Cette viande serait en effet impropre en raison de sa haute teneur en mercure et en polluants organiques persistants (POP) : ces substances affecteraient négativement le développement intellectuel et neurologique des Hommes et affaibliraient leur système immunitaire.
 
Les autorités de santé féringiennes avaient commencé en 1998 à alerter sur la viande de dauphins en demandant d’en limiter la consommation à un ou deux repas par mois. Dans le cas des femmes enceintes, il leur avait été demandé de s’abstenir complètement. En 2008, cette recommandation avait été étendue à l'ensemble de la population féringienne mais sans qu’elle soit suivie d’effets...

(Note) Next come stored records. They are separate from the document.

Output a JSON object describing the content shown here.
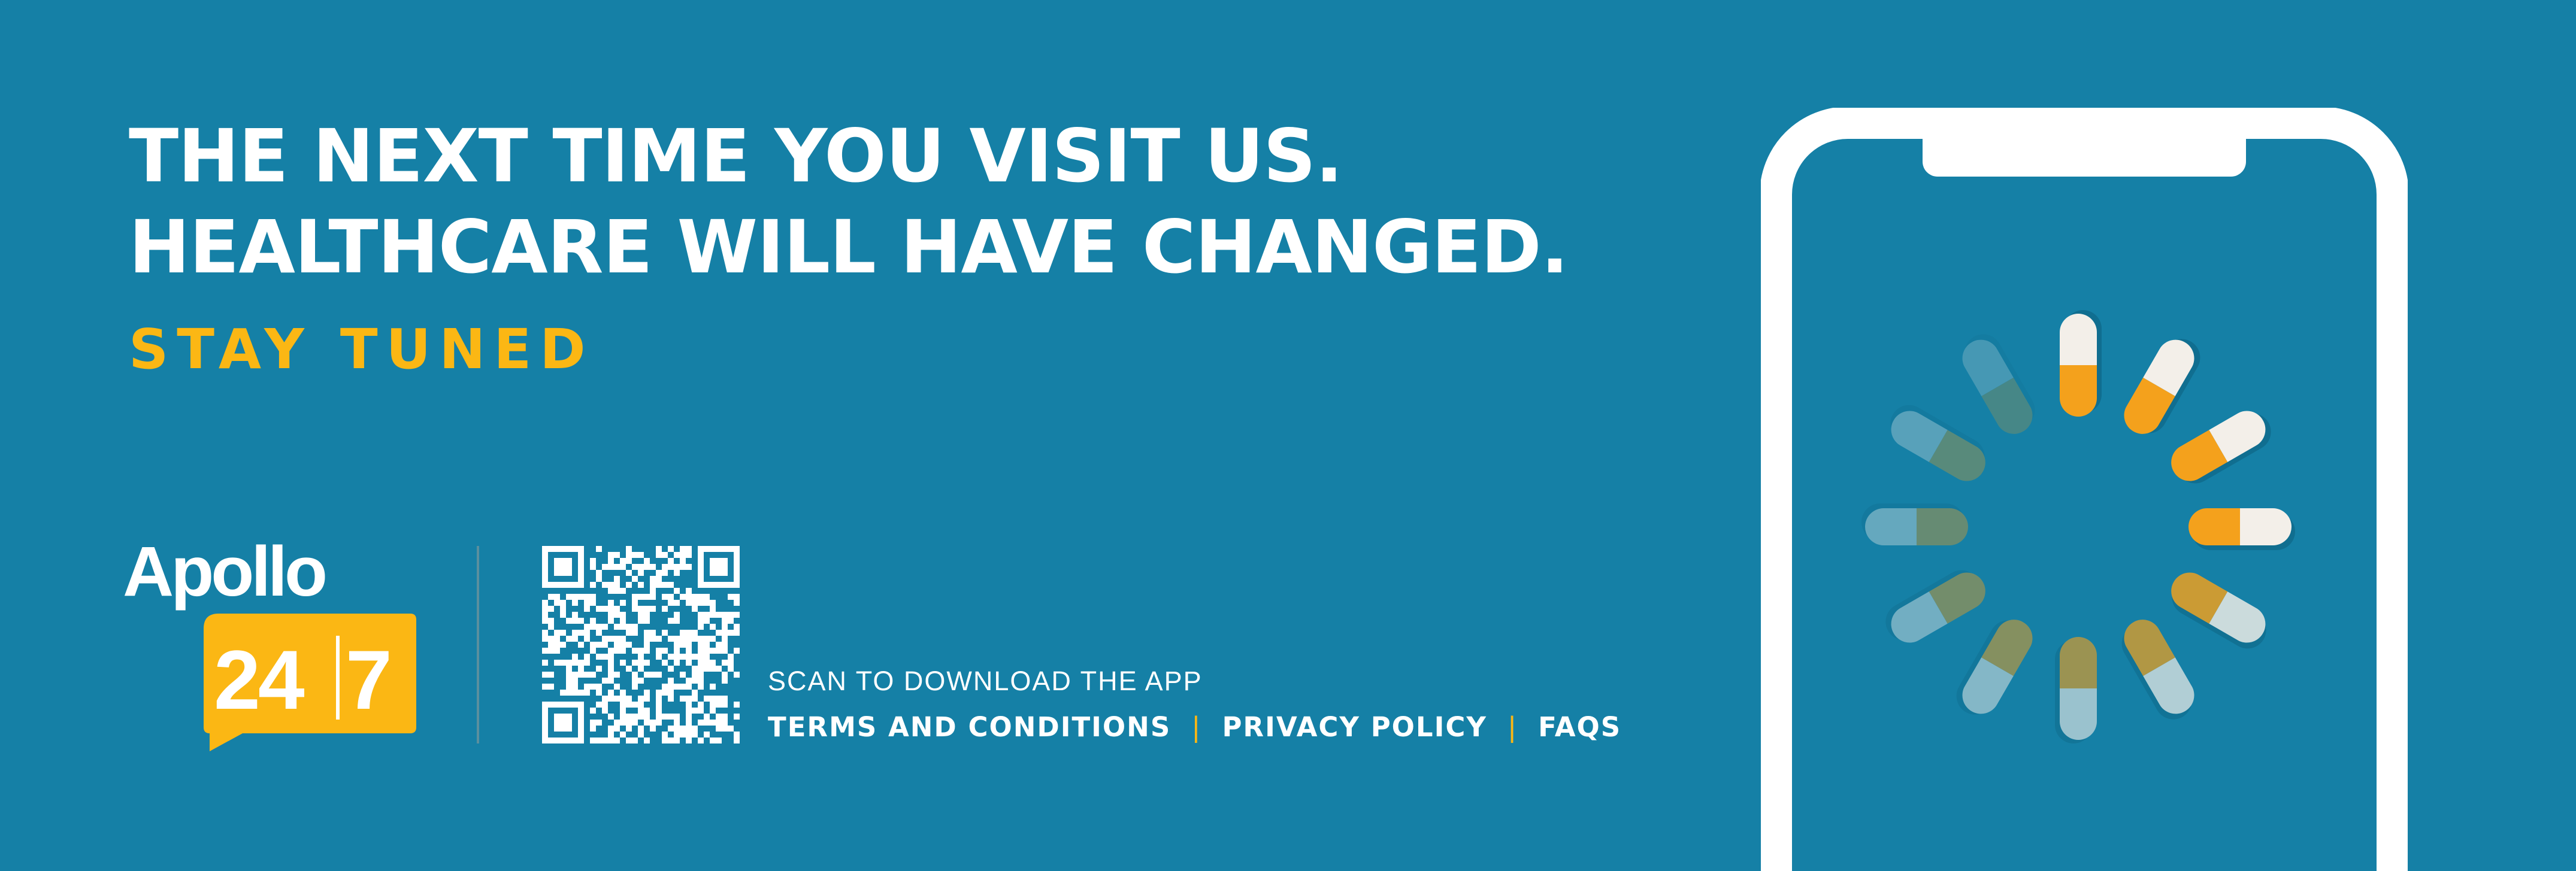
{
  "colors": {
    "background": "#1580a6",
    "accent": "#fbb714",
    "text": "#ffffff",
    "pill_orange": "#f4a11c",
    "pill_cream": "#f3efe9"
  },
  "headline": {
    "line1": "THE NEXT TIME YOU VISIT US.",
    "line2": "HEALTHCARE WILL HAVE CHANGED."
  },
  "tagline": "STAY TUNED",
  "brand": {
    "name": "Apollo",
    "badge_left": "24",
    "badge_right": "7"
  },
  "qr": {
    "icon": "qr-code-icon"
  },
  "scan_text": "SCAN TO DOWNLOAD THE APP",
  "links": {
    "terms": "TERMS AND CONDITIONS",
    "privacy": "PRIVACY POLICY",
    "faqs": "FAQS",
    "separator": "|"
  },
  "phone": {
    "icon": "smartphone-icon",
    "loader_icon": "capsule-loading-spinner-icon"
  }
}
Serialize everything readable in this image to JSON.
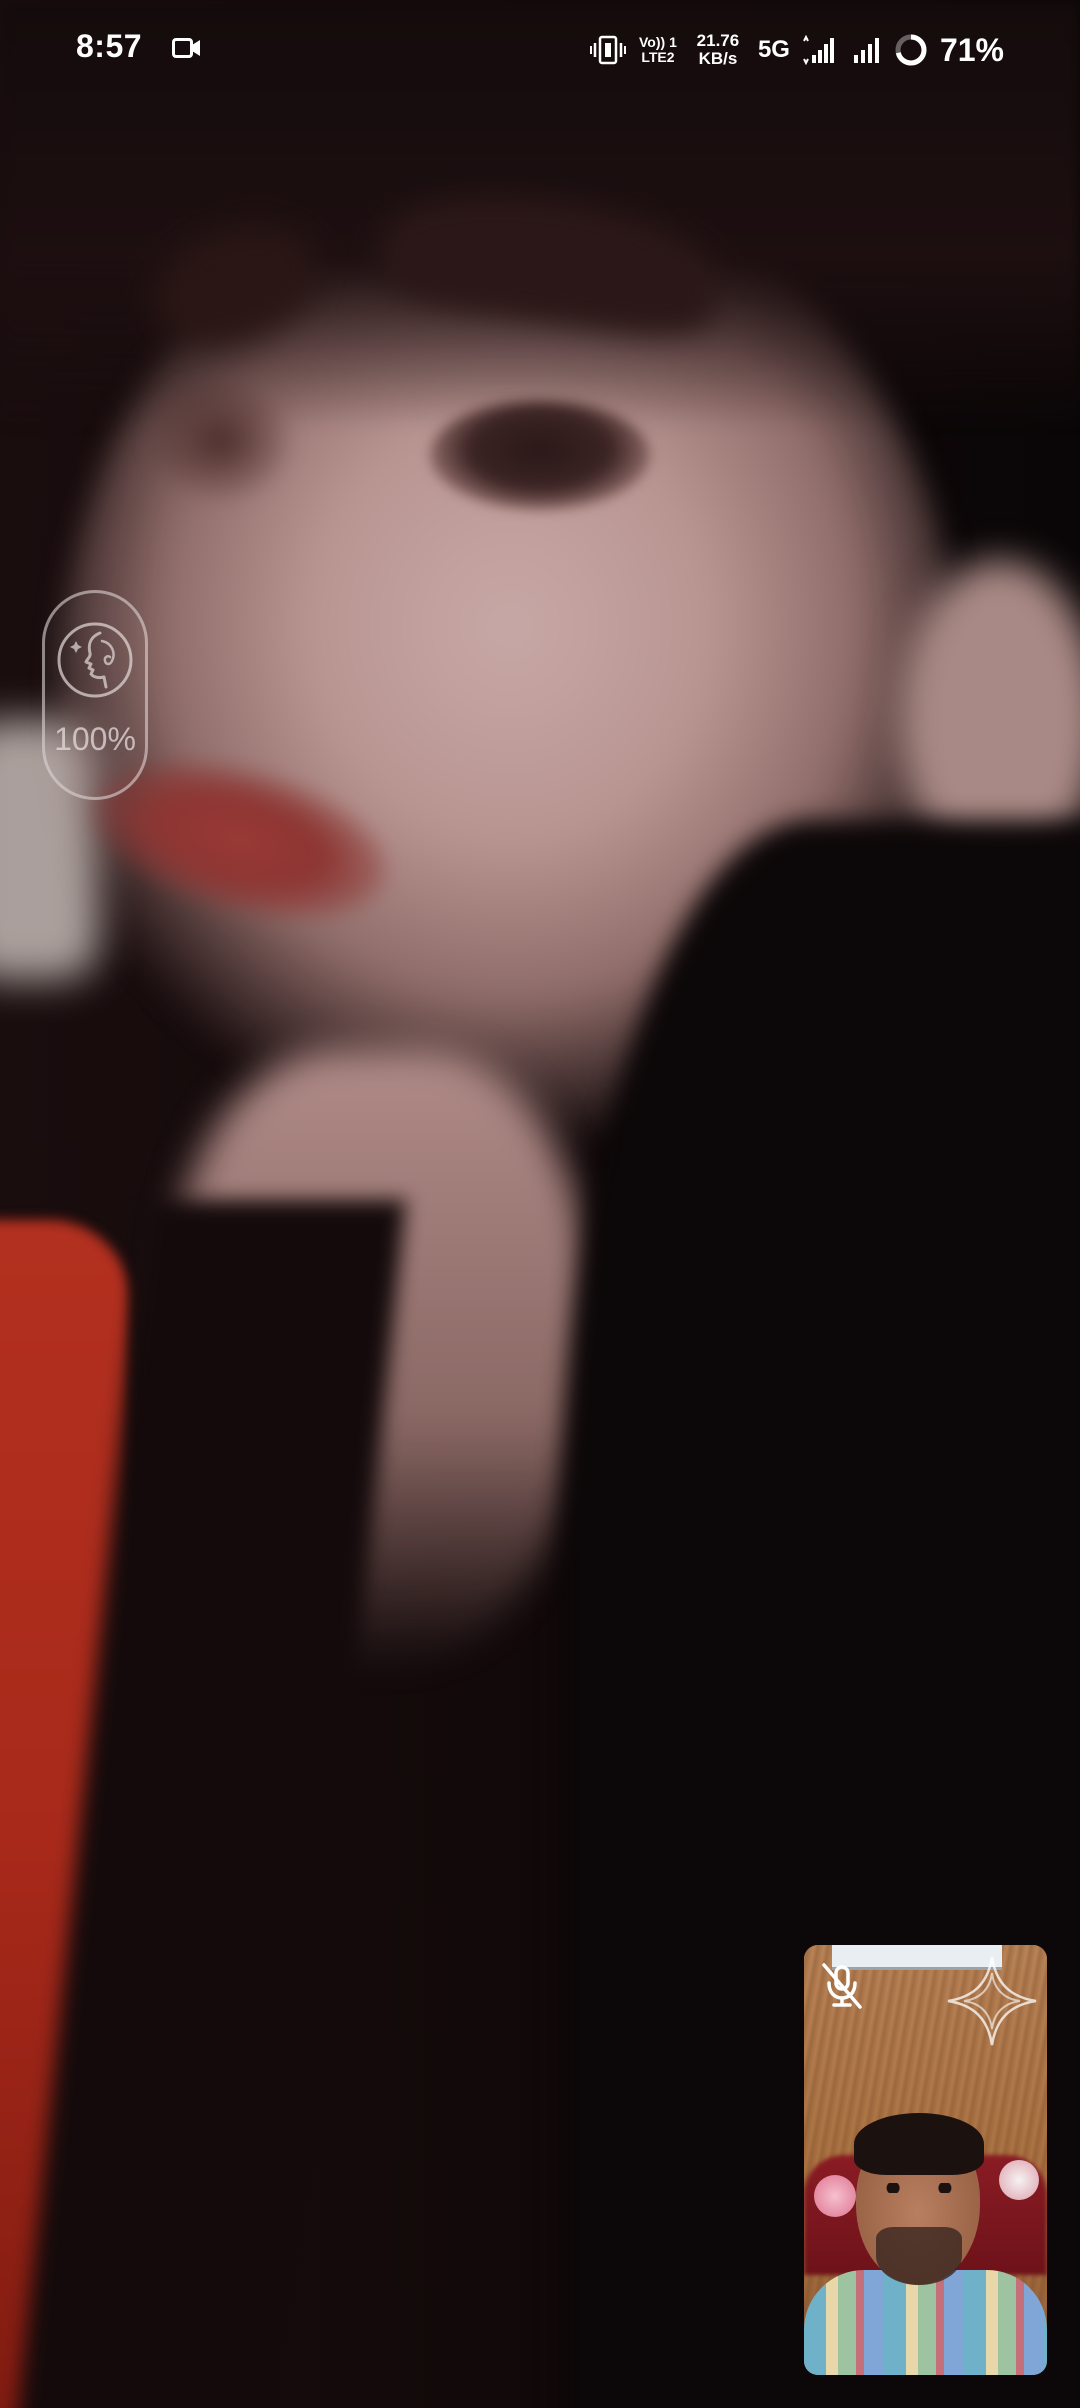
{
  "status_bar": {
    "time": "8:57",
    "volte_line1": "Vo)) 1",
    "volte_line2": "LTE2",
    "speed_value": "21.76",
    "speed_unit": "KB/s",
    "network_type": "5G",
    "battery_percent": "71%",
    "battery_level": 0.71
  },
  "beauty_filter": {
    "value": "100%",
    "icon": "face-profile-icon"
  },
  "self_preview": {
    "mute_icon": "mic-off-icon",
    "effect_icon": "sparkle-icon"
  },
  "colors": {
    "status_text": "#ffffff",
    "pill_border": "#dcd2d2"
  }
}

Grindadráp, tradition mortelle

Chaque année, l’eau vire au rouge sang. Suivant une tradition ancestrale, les Féringiens rabattent chaque été des familles entières de dauphins pilotes passant le long des côtes vers des criques. Une fois amenés vers la plage, ils sont brutalement tués à l’arme blanche où ils agonisent de longues minutes devant leurs congénères. Leur viande est ensuite distribuée à la population locale.
 
Cette tradition a encore de beaux jours devant elle : elle est légitimée par les autorités danoises sous couvert d'une sorte de dérogation culturelle accordée par le Danemark. De plus, elle continue d’être défendue par les politiques qui y voient une tradition écologique et respectueuse : « La question centrale du "grind", c'est que cela fait partie des ressources vivant dans nos eaux. Nous basons toute notre existence mais aussi notre État-providence moderne et ouvert sur le monde sur l'exploitation des ressources marines vivantes. Et nous considérons notre législation et tout notre système de chasse des cétacés comme le mode d'exploitation le plus durable qui soit », explique Høgni Hoydal, le ministre féringien de la Pêche.